- The Washington Times - Wednesday, April 3, 2019

Rep. Adam B. Schiff, California Democrat, said Wednesday that it is “inevitable” that special counsel Robert Mueller will testify before Congress about his recently completed investigation into the 2016 election.

Mr. Schiff, the chairman of the House Permanent Select Committee on Intelligence, indicated during an interview on MSNBC that Mr. Mueller is more than likely to be called before at least one congressional panel to answer questions about the special counsel’s probe.

“I think it’s inevitable that Bob Mueller is going to have to testify before Congress,” Mr. Schiff said on the “Morning Joe” program.

“We will have an interest in his testimony or others’ on the issue of the counterintelligence findings, and the Judiciary Committee, maybe the Oversight Committee as well, might have an interest in other aspects of the investigation,” Mr. Schiff continued. “But in the intel committee, we have a statutory requirement that the intelligence community [and] FBI brief us on any significant counterintelligence or intelligence activity, and it’s hard to imagine something that rises more to that level than this investigation.”

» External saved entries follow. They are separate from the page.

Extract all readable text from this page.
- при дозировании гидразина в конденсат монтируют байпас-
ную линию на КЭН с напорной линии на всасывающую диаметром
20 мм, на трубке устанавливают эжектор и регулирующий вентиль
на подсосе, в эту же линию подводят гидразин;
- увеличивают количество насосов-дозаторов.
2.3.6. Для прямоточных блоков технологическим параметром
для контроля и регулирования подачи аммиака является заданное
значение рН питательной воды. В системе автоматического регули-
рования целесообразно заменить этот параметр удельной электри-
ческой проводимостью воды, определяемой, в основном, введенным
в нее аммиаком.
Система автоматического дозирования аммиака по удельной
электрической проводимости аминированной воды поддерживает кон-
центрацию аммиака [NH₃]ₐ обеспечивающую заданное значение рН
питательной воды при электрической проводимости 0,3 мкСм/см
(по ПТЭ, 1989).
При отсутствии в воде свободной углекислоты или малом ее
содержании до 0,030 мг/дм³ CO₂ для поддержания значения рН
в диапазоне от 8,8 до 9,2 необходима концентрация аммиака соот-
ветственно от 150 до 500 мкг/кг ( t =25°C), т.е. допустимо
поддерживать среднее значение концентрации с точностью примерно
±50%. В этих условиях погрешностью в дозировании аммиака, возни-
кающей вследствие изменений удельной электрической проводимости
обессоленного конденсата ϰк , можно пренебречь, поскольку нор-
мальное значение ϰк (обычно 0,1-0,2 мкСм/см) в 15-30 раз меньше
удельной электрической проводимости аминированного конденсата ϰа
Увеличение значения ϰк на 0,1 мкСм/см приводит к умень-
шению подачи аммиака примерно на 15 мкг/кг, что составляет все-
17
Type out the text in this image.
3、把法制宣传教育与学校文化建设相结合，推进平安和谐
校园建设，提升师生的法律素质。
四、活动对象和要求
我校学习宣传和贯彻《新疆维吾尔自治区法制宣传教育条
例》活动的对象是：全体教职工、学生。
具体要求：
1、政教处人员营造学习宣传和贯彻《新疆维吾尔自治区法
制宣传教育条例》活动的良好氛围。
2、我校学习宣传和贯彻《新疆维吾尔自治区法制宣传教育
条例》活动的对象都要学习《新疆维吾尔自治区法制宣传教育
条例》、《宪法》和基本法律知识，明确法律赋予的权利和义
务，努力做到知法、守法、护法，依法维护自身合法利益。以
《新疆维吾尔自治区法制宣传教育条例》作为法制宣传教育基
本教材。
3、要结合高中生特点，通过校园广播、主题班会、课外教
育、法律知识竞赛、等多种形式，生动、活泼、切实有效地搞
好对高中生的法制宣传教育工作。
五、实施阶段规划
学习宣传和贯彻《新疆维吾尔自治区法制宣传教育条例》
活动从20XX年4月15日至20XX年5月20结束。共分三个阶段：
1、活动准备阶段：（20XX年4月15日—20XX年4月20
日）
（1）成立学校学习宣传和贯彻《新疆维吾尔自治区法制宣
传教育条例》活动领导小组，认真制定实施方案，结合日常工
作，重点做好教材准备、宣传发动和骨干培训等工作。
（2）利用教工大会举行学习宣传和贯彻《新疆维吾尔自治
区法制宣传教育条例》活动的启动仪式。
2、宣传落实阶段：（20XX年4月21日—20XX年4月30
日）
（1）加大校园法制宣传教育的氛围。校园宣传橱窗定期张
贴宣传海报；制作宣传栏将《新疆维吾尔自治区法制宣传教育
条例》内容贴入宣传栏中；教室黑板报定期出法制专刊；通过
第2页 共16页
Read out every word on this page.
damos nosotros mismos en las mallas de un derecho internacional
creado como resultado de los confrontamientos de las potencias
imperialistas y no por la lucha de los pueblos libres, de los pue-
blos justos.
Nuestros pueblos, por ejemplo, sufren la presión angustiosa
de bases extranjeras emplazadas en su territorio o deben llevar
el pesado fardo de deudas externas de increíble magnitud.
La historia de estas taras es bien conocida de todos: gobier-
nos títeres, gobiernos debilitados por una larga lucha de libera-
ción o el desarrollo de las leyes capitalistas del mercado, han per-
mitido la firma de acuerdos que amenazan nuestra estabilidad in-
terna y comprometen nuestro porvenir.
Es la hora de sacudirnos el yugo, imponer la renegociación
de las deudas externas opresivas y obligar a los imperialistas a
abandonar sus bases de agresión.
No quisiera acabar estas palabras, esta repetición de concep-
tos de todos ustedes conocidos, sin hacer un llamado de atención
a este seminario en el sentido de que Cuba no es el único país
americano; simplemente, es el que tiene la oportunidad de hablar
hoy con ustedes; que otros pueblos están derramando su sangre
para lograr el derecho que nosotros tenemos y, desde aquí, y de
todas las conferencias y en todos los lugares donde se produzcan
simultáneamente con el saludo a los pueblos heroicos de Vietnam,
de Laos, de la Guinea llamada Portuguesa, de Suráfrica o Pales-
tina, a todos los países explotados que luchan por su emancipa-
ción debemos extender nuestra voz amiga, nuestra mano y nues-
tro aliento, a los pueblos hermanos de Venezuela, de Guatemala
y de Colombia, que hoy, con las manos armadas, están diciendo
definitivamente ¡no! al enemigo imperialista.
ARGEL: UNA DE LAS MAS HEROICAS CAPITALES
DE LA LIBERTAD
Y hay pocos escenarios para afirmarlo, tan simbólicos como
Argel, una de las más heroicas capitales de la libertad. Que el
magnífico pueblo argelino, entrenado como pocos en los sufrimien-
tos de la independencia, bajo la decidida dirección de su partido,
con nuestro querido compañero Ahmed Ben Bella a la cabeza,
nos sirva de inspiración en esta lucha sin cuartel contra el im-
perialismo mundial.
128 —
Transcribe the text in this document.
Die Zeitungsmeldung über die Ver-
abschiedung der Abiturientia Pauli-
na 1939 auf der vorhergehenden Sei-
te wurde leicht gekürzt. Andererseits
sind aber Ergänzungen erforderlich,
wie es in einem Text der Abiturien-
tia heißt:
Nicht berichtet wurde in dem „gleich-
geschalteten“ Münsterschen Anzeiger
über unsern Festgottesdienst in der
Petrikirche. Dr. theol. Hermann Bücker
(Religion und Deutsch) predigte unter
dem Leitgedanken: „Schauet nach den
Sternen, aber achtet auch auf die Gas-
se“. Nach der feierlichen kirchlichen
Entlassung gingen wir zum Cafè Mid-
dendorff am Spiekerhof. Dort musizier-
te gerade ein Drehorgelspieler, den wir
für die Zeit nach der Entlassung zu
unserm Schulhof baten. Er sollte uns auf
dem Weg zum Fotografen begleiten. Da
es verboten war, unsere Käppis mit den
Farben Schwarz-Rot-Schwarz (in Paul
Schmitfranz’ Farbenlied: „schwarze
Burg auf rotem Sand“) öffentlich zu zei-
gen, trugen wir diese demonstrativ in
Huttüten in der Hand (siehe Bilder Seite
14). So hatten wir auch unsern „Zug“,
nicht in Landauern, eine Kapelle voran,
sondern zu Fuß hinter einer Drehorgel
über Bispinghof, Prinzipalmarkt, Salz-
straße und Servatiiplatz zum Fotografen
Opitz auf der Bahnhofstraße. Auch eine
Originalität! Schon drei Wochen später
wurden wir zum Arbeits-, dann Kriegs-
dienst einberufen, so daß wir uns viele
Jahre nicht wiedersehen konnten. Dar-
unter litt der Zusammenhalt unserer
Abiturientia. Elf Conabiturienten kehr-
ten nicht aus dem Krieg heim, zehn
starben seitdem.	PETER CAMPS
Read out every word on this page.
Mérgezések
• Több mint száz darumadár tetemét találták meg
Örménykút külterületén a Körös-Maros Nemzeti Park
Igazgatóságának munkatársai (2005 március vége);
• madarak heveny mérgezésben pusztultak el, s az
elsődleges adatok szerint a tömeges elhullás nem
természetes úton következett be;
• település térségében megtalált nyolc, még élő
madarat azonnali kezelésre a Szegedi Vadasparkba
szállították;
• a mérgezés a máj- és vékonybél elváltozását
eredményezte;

The Department of Justice appointed Mr. Mueller, a former FBI director, in 2017 to investigate allegations involving Russian interference in the presidential race and related matters. He finished the probe last month after nearly two years, and Attorney General William Barr is reviewing a report summarizing his findings prior to its anticipated release.

The special counsel’s investigation resulted in the Justice Department bringing criminal charges against more than 30 individuals, including several former members of Mr. Trump’s election campaign but not the president himself.

“[T]he investigation did not establish that members of the Trump Campaign conspired or coordinated with the Russian government in its election interference activities,” Mr. Mueller concluded, according to a summary released by Mr. Barr last month.

“While this report does not conclude that the President committed a crime, it also does not exonerate him,” the summary said.

The House Judiciary Committee voted later Wednesday to authorize subpoenas seeking access to Mr. Mueller’s full report as members of Congress and the public continue to await its release weeks nearly two weeks since the probe’s conclusion.

Another member of the intel committee, meanwhile, previously said the panel is poised to seek a similar order compelling Mr. Mueller’s personal testimony.

“We’re going to subpoena him,” Rep. Eric Swalwell, California Democrat, said late last month.

Peter Carr, a spokesperson for the special counsel’s office, declined to comment.